The RMSE between the estimated \( QoI^{FCM} \) and the \( QoI^{FIS} \) across 50 iterations during the time-independent training phase of the FCM-QoI model for the P (1st row) and S (2nd row) cases and for the RD (1st column) and CD (2nd column) disciplines (horizontal lines denote the mean RMSE).

Fig. 6.
figure 6

The FCMs corresponding to the optimum interconnection weights matrices \( W^{up,y} \) between the 15 concepts [14 input concepts and \( QoI^{FCM} \) as the output concept of the FCM-QoI model], for the P/S cases and RD/CD disciplines.

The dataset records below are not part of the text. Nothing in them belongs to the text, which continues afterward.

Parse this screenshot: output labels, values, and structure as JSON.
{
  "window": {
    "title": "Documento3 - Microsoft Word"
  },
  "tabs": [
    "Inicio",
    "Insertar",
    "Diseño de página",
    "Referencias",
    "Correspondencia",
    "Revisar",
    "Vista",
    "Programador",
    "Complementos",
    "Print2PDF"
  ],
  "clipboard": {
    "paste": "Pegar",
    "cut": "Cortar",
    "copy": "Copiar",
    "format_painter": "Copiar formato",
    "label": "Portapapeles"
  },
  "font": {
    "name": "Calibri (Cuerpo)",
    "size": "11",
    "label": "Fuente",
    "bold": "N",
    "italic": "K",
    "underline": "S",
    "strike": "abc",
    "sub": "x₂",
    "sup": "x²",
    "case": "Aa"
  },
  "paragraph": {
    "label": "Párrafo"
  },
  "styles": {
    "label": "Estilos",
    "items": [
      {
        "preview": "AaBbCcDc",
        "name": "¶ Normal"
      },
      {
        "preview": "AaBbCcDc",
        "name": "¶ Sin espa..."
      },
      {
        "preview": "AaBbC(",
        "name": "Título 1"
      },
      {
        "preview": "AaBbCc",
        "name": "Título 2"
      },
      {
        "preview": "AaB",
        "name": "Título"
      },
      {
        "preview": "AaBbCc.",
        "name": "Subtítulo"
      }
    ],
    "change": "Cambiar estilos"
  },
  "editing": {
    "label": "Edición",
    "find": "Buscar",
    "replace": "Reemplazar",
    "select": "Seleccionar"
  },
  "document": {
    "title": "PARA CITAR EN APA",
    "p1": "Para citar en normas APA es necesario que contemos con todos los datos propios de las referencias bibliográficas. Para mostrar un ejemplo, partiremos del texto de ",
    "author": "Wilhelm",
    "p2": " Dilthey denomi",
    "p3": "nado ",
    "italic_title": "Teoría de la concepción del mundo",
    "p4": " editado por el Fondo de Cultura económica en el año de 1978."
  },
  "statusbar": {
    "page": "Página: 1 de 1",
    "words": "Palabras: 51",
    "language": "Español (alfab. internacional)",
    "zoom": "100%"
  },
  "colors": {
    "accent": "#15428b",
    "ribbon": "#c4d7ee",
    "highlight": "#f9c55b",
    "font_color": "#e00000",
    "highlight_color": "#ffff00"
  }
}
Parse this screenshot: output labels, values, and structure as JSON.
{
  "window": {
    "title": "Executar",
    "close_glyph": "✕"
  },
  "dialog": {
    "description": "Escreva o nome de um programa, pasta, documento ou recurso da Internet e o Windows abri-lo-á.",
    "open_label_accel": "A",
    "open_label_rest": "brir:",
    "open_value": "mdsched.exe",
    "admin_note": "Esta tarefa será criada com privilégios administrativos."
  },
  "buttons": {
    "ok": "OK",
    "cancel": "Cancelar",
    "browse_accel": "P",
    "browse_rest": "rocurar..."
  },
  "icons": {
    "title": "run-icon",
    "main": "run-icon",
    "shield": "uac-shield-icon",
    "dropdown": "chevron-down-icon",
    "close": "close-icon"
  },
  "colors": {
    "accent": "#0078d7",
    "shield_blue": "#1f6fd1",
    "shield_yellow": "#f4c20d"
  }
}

Testing Phase. Figure 7 illustrates the results from the testing phase of the time-independent scenario of the FCM-QoI model, based on the \( W^{{up,{\text{y}}}} \) (not shown here), displaying, in a superimposed way, the estimated \( QoI^{FCM} \) (thick line) and the corresponding \( QoI^{FIS} \) (thin line), estimated from the FuzzyQoI model [7]. From Fig. 6 it is clear that, like in Fig. 4, the estimated \( QoI^{FCM} \) efficiently captures, in most cases, the morphology of the \( QoI^{FIS} \), showing again satisfactory generalization of the FCM-QoI model in predicting the \( QoI \), even after a training procedure based on historical data averaged across the whole academic year.

Fig. 7.
figure 7

The estimated \( QoI^{FCM} \) values (thick line) during the testing phase of the time-independent scenario, along with the corresponding \( QoI^{FIS} \) (thin line) derived from the FuzzyQoI model [7], for P/S cases and RD/CD disciplines. The vertical lines illustrate the time-period segmentation of Sect.3.1

The described FCM-QoI model provides valuable information to both educational decision-makers and software developers towards more appropriate software development efforts, assisting to more effective management of the main activities that are essential towards optimization of the OLEs functionality. The FCM-QoI model allows dynamic monitoring of LMS users’ QoI across the academic year; hence, contributing to the perspective of OLEs from a dynamic rather static view, taking into account the alterations in the QoI of the LMS users (both P and S) with time. Finally, the findings here support distinct perspectives between RD and CD disciplines, as reflected into the realization of the online component of the b-learning context. The latter could be very useful for effective designing of educational scenarios within the concept of sustaining the cultural heritage, such as teaching rare dances to young generations (New Millennium Learners) and build upon tradition to create a contemporary output, as in the case of the i-Treasures project (http://i-treasures.eu/). There, the RD and CD use-cases are realized via a LMS-based OLE platform, which supports sensorimotor learning, incorporating cutting-edge technology and pedagogical planning according to the experts; hence, combined with the FCM-QoI model output, more enhanced feedback could be provided to the users.

5 Conclusion

A FCM-based estimation of the QoI of both professors and students, when interacting with the LMS Moodle within a b-learning context (RD/CD disciplines), has been presented here. The FCM-QoI model provided an easy way to represent LMS Moodle academic community understanding, in a form of scaled up mental modeling, as a kind of internal representation of external reality. The FCM-QoI model was validated on real data, proving its potentiality to represent the LMS users’ attitude in terms of their QoI. This could facilitate the dynamic design of educational scenarios and strategies in many disciplines/courses/fields (e.g., engineering, social sciences) within advanced OLEs, such as the one of the i-Treasures.